W czwartek egipscy archeolodzy odsłonili jeden z największych grobowców w Luksorze na południu Egiptu.
3500-letnie katakumby o powierzchni równej 450 metrów kwadratowych mają osiemnaście wejść. Odsłonięte je w czwartek 18 kwietnia. Tego dnia przypada Międzynarodowy Dzień Ochrony Zabytków, obchodzony w większości krajów świata.
Grobowiec prawdopodobnie stanowił własność szlachcica, który był mistrzem grawerowania pieczęci dla starożytnych królów Górnego i Dolnego Egiptu.
Według archeologów, człowiek ten należał do XVIII dynastii panującej w Dolnym i Górnym Egipcie w latach 1550–1292 p.n.e.
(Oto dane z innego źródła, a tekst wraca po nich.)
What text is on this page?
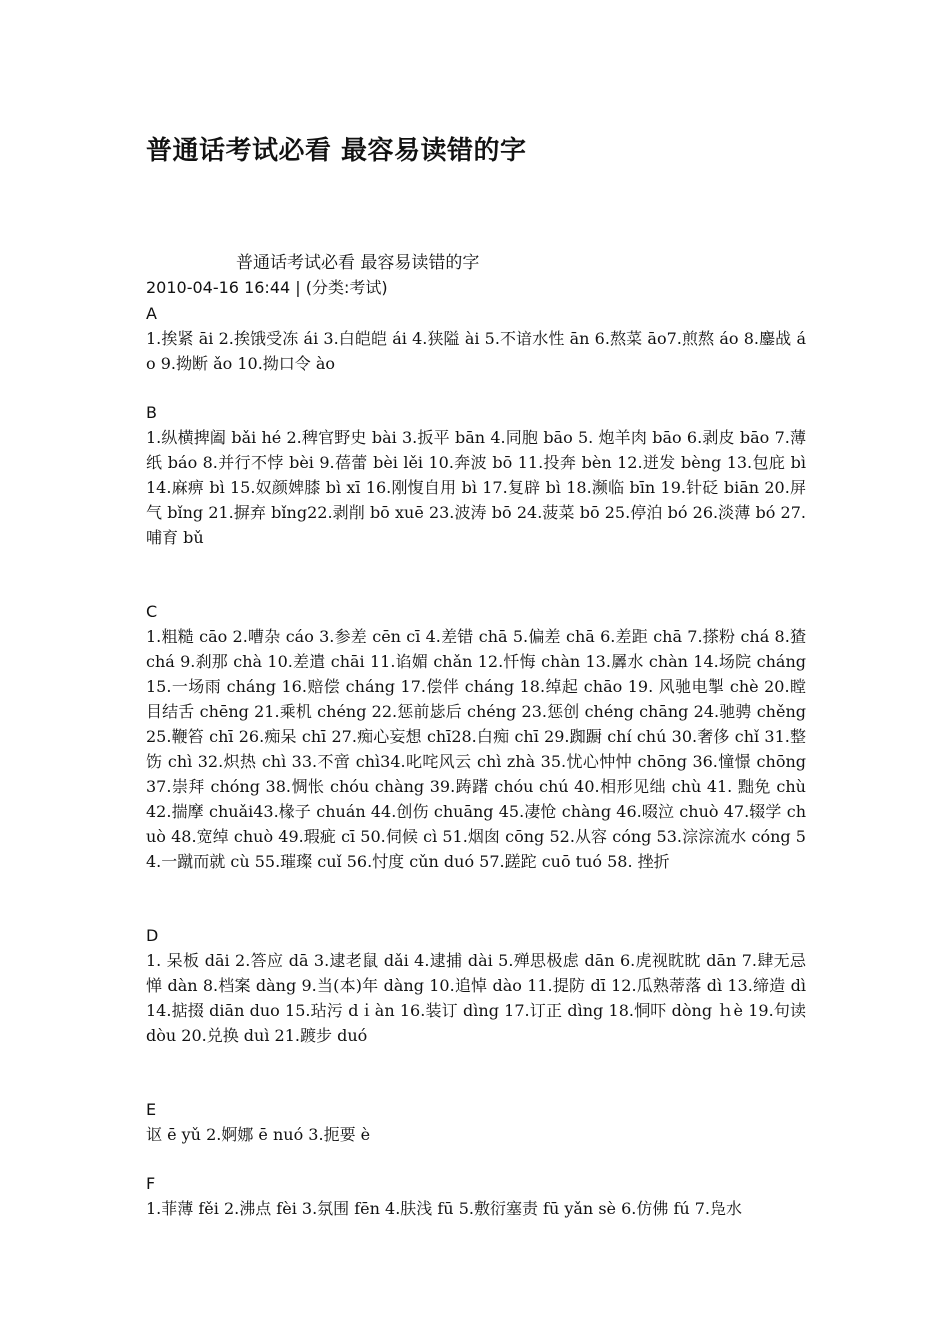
普通话考试必看 最容易读错的字
普通话考试必看 最容易读错的字
2010-04-16 16:44 | (分类:考试)
A
1.挨紧 āi 2.挨饿受冻 ái 3.白皑皑 ái 4.狭隘 ài 5.不谙水性 ān 6.熬菜 āo7.煎熬 áo 8.鏖战 áo 9.拗断 ǎo 10.拗口令 ào
B
1.纵横捭阖 bǎi hé 2.稗官野史 bài 3.扳平 bān 4.同胞 bāo 5. 炮羊肉 bāo 6.剥皮 bāo 7.薄纸 báo 8.并行不悖 bèi 9.蓓蕾 bèi lěi 10.奔波 bō 11.投奔 bèn 12.迸发 bèng 13.包庇 bì 14.麻痹 bì 15.奴颜婢膝 bì xī 16.刚愎自用 bì 17.复辟 bì 18.濒临 bīn 19.针砭 biān 20.屏气 bǐng 21.摒弃 bǐng22.剥削 bō xuē 23.波涛 bō 24.菠菜 bō 25.停泊 bó 26.淡薄 bó 27.哺育 bǔ
C
1.粗糙 cāo 2.嘈杂 cáo 3.参差 cēn cī 4.差错 chā 5.偏差 chā 6.差距 chā 7.搽粉 chá 8.猹 chá 9.刹那 chà 10.差遣 chāi 11.谄媚 chǎn 12.忏悔 chàn 13.羼水 chàn 14.场院 cháng 15.一场雨 cháng 16.赔偿 cháng 17.偿伴 cháng 18.绰起 chāo 19. 风驰电掣 chè 20.瞠目结舌 chēng 21.乘机 chéng 22.惩前毖后 chéng 23.惩创 chéng chāng 24.驰骋 chěng 25.鞭笞 chī 26.痴呆 chī 27.痴心妄想 chī28.白痴 chī 29.踟蹰 chí chú 30.奢侈 chǐ 31.整饬 chì 32.炽热 chì 33.不啻 chì34.叱咤风云 chì zhà 35.忧心忡忡 chōng 36.憧憬 chōng 37.崇拜 chóng 38.惆怅 chóu chàng 39.踌躇 chóu chú 40.相形见绌 chù 41. 黜免 chù 42.揣摩 chuǎi43.椽子 chuán 44.创伤 chuāng 45.凄怆 chàng 46.啜泣 chuò 47.辍学 chuò 48.宽绰 chuò 49.瑕疵 cī 50.伺候 cì 51.烟囱 cōng 52.从容 cóng 53.淙淙流水 cóng 54.一蹴而就 cù 55.璀璨 cuǐ 56.忖度 cǔn duó 57.蹉跎 cuō tuó 58. 挫折
D
1. 呆板 dāi 2.答应 dā 3.逮老鼠 dǎi 4.逮捕 dài 5.殚思极虑 dān 6.虎视眈眈 dān 7.肆无忌惮 dàn 8.档案 dàng 9.当(本)年 dàng 10.追悼 dào 11.提防 dī 12.瓜熟蒂落 dì 13.缔造 dì 14.掂掇 diān duo 15.玷污 dｉàn 16.装订 dìng 17.订正 dìng 18.恫吓 dòng ｈè 19.句读 dòu 20.兑换 duì 21.踱步 duó
E
讴 ē yǔ 2.婀娜 ē nuó 3.扼要 è
F
1.菲薄 fěi 2.沸点 fèi 3.氛围 fēn 4.肤浅 fū 5.敷衍塞责 fū yǎn sè 6.仿佛 fú 7.凫水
W 2018 roku po odkryciu grobu Egipcjanie zaczęli go odnawiać. Wewnątrz znaleźli wielkie podwórze, kolorową posadzkę czy malowidła ścienne dokumentujące codzienne życie Egipcjanin.
Więcej powodów do dumy
W ostatnim czasie Ministerstwo Starożytności Egiptu ma coraz więcej okazji, by pochwalić się osiągnięciami archeologów. To, zdaniem ministra, w dużej mierze zasługa szczęścia, ale i większej liczby lokalnych zespołów wykopaliskowych.
- To, po pierwsze, czyste szczęście, ale także zwiększenie bezpieczeństwa, co oznacza więcej misji zagranicznych, ale także więcej egipskich zespołów - powiedział Khaled Al-Anany, minister starożytności, w rozmowie z agencją Reutera.
- Wszystko to zaostrza apetyt ludzi, którzy tu przyjeżdżają i zwiedzają. Pomimo tego, że globalnie turystyka kulturowa traci na popularności, jesteśmy świadkami wzrostu jej zainteresowania w naszym regionie - oceniła minister turystyki Rania al Mashat.